His insight, however, didn’t end there. Searching for a way to treat these chemical imbalances, he discovered that using several hallucinogenic drugs in controlled doses had a deeply positive effect on patients’ well-being. He even came up with a term for these substances: Psychedelics, a term we still use today. And by the early 1950s, he realized that psychedelics could do much to help another group of people struggling with a very particular addiction—alcoholism. Among his patients was one Bill W., who, inspired by the experience, went on to found Alcoholics Anonymous.
Thankfully, the state of the science has come a long way since Osmond’s day, and whereas his explorations into using psychedelics to treat alcoholism were met with mixed results, we now know much more about how to do this safely and effectively. As the BBC reported late last year, we now have something in the range of 6,000 studies on more than 40,000 patients, showing psychedelics to be effective in treating a dazzling array of conditions, none more successfully than alcoholism.

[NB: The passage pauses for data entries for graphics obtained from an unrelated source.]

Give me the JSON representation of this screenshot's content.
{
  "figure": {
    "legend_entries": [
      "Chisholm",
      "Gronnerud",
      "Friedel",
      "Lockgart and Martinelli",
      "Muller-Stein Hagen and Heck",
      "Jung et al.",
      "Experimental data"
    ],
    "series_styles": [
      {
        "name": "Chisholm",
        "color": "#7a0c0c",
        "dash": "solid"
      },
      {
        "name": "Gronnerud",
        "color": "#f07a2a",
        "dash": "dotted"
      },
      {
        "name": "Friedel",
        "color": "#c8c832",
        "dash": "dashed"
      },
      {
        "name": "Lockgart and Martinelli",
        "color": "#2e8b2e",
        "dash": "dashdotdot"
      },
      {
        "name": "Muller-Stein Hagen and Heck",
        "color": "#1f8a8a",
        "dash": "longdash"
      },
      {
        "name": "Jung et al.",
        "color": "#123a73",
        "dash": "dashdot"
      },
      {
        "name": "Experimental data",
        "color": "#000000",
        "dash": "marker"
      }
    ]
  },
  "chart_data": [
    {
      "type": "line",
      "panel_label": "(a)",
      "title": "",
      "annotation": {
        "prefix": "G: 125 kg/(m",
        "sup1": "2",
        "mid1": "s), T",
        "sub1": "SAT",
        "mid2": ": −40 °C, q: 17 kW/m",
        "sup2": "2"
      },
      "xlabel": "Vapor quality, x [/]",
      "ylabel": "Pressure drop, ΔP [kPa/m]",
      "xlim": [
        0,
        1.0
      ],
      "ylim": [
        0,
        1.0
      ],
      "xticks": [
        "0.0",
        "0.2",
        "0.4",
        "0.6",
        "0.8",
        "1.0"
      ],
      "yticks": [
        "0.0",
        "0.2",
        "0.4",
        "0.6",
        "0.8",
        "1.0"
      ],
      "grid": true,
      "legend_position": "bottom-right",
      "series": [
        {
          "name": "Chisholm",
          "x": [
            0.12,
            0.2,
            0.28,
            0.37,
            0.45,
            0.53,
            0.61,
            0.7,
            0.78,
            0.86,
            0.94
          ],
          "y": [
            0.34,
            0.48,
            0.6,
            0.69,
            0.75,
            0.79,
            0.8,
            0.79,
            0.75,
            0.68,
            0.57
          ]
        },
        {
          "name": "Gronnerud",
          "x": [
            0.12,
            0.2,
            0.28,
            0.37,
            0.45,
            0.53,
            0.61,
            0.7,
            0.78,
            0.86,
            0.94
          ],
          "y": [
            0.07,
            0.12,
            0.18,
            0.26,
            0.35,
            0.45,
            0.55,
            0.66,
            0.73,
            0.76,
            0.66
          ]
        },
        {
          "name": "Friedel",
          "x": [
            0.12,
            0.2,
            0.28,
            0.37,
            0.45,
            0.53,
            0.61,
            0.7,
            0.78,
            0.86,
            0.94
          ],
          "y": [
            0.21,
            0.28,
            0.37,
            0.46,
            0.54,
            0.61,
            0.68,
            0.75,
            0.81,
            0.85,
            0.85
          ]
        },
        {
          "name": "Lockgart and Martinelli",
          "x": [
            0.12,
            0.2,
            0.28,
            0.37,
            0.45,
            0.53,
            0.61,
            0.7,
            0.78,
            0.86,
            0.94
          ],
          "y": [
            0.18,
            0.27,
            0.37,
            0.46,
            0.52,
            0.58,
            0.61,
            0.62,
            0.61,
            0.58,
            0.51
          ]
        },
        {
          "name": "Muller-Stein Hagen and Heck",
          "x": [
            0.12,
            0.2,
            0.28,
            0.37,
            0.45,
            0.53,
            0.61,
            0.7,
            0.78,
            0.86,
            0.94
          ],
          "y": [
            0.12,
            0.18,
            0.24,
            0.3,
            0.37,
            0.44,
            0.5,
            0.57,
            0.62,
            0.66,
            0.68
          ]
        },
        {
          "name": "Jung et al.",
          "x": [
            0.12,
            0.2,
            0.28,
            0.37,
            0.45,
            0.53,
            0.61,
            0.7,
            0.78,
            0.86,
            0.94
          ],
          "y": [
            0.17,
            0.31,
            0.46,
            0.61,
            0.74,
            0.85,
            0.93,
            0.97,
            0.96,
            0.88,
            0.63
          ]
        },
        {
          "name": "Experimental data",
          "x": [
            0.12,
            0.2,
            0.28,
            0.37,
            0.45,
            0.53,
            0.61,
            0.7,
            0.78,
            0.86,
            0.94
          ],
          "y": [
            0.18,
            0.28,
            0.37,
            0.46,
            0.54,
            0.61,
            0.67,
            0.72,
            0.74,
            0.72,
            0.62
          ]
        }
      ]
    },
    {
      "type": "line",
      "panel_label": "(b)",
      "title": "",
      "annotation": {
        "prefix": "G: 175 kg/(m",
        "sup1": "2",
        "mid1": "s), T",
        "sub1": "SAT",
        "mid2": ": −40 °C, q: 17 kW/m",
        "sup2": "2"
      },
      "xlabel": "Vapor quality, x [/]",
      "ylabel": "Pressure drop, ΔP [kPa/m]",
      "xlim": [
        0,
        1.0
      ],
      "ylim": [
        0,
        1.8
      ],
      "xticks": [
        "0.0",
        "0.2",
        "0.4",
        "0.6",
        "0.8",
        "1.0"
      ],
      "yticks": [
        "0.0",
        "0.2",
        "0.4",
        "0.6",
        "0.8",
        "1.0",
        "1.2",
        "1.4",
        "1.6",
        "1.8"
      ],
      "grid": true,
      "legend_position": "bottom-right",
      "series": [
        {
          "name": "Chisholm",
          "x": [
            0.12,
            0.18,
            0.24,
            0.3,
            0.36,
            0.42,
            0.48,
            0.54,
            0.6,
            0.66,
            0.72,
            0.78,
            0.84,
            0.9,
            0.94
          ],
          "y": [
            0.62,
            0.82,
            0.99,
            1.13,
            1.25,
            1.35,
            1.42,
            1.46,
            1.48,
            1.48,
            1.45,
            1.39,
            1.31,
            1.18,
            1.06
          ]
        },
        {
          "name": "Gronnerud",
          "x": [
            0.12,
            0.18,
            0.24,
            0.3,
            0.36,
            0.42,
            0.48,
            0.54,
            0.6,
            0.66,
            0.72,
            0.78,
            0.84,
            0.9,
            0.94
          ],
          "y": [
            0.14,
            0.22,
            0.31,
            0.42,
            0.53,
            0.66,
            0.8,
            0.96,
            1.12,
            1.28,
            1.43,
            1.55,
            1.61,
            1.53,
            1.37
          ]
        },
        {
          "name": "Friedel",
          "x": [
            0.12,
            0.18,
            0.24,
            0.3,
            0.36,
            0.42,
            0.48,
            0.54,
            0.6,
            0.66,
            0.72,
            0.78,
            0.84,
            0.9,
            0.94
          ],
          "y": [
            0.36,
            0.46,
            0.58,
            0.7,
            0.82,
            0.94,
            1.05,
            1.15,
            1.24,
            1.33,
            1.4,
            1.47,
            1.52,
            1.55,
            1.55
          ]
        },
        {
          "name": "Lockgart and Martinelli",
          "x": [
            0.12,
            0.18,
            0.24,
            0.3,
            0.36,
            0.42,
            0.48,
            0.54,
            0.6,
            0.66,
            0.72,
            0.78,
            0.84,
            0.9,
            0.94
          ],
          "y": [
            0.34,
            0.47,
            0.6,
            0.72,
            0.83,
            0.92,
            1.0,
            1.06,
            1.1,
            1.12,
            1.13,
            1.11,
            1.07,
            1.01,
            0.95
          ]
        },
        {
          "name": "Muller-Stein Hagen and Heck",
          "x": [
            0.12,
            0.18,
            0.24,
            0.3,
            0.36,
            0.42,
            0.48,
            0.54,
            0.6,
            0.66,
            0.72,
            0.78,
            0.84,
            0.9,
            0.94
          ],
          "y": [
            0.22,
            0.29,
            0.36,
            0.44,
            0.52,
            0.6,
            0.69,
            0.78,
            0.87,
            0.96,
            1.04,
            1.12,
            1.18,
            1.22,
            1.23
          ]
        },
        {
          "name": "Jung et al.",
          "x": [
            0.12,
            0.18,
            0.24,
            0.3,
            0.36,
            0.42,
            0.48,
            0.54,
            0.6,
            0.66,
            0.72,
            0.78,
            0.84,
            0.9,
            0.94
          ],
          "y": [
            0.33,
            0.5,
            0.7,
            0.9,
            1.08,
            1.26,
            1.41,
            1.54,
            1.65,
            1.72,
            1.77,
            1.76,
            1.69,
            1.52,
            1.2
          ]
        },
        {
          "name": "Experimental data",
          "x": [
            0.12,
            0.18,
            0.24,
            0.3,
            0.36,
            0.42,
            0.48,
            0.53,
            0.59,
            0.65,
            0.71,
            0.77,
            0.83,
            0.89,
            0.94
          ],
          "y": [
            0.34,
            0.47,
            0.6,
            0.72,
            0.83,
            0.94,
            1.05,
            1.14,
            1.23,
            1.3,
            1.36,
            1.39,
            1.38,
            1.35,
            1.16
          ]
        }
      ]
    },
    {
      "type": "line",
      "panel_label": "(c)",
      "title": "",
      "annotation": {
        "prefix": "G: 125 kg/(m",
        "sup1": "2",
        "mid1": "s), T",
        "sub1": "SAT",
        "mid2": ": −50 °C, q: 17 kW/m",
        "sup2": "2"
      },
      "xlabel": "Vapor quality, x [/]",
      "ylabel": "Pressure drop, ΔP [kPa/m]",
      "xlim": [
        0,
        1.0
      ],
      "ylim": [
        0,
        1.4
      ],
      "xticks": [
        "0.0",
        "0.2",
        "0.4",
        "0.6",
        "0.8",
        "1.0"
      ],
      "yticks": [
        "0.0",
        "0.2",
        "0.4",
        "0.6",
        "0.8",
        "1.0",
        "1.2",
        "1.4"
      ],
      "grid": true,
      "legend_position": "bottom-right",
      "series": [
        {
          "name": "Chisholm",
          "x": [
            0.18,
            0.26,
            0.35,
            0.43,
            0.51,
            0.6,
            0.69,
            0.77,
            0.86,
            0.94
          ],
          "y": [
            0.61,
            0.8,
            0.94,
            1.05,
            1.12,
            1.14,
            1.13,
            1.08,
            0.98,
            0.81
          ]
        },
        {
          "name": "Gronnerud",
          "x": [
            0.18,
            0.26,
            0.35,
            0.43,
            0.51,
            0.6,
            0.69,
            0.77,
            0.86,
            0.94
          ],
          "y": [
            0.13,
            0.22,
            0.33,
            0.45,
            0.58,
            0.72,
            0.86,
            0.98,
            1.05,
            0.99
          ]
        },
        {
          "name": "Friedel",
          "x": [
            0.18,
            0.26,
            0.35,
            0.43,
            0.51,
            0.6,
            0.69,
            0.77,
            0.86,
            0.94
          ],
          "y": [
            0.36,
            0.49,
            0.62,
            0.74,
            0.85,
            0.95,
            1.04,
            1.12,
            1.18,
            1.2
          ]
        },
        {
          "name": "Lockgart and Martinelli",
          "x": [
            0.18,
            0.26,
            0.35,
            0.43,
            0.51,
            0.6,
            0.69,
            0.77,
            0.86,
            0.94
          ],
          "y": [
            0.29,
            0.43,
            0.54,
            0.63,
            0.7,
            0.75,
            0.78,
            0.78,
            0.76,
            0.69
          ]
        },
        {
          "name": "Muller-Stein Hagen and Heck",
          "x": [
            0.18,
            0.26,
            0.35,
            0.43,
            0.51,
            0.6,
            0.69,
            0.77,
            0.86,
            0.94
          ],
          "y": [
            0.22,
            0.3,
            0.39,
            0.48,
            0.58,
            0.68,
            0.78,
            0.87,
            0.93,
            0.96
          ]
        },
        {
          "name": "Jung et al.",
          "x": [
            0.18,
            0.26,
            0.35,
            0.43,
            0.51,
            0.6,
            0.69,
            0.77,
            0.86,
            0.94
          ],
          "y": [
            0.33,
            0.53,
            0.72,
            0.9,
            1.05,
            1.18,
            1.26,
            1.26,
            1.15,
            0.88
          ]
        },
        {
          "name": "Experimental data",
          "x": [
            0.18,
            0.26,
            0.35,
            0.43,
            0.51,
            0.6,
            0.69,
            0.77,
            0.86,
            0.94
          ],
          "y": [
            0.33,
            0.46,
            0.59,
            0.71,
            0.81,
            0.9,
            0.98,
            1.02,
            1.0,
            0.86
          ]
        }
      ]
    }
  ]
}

And new psychedelic-based technologies are making this fight against excessive drinking even more successful: A new psychoactive molecule called MEAI, for example, is already showing strong signs of producing the same euphoria-like experience you get from a few stiff drinks, while significantly reducing the desire to consume actual alcoholic beverages.
If this sounds implausible to you, imagine the following scenario: Say you’re fond of cheesecake and had just finished gobbling up two slices of the finest, goopiest stuff you could find. If someone offered you a third, you’d likely say no, not because you didn’t want to eat more cheesecake, but because your mind would report feeling completely satiated and inform your body that consuming more sweetness was ill-advised. Early evidence seems to show that MEAI seems to produce the same feeling when it comes to drinking, making the thought of picking up another shot or cocktail physically repulsive.
Let us seize this moment and get serious about helping to curb alcoholism. We have the psychedelic tools we need to make headway in this crucial fight, so let’s hope that this April soon becomes known as the month we got serious about offering those who suffer from alcoholism the help they need.
Adi Zuloff-Shani is the CEO of Clearmind Medicine, which is developing breakthrough treatments for binge behavor and mental health, including alcohol use disorder, binge eating and depression.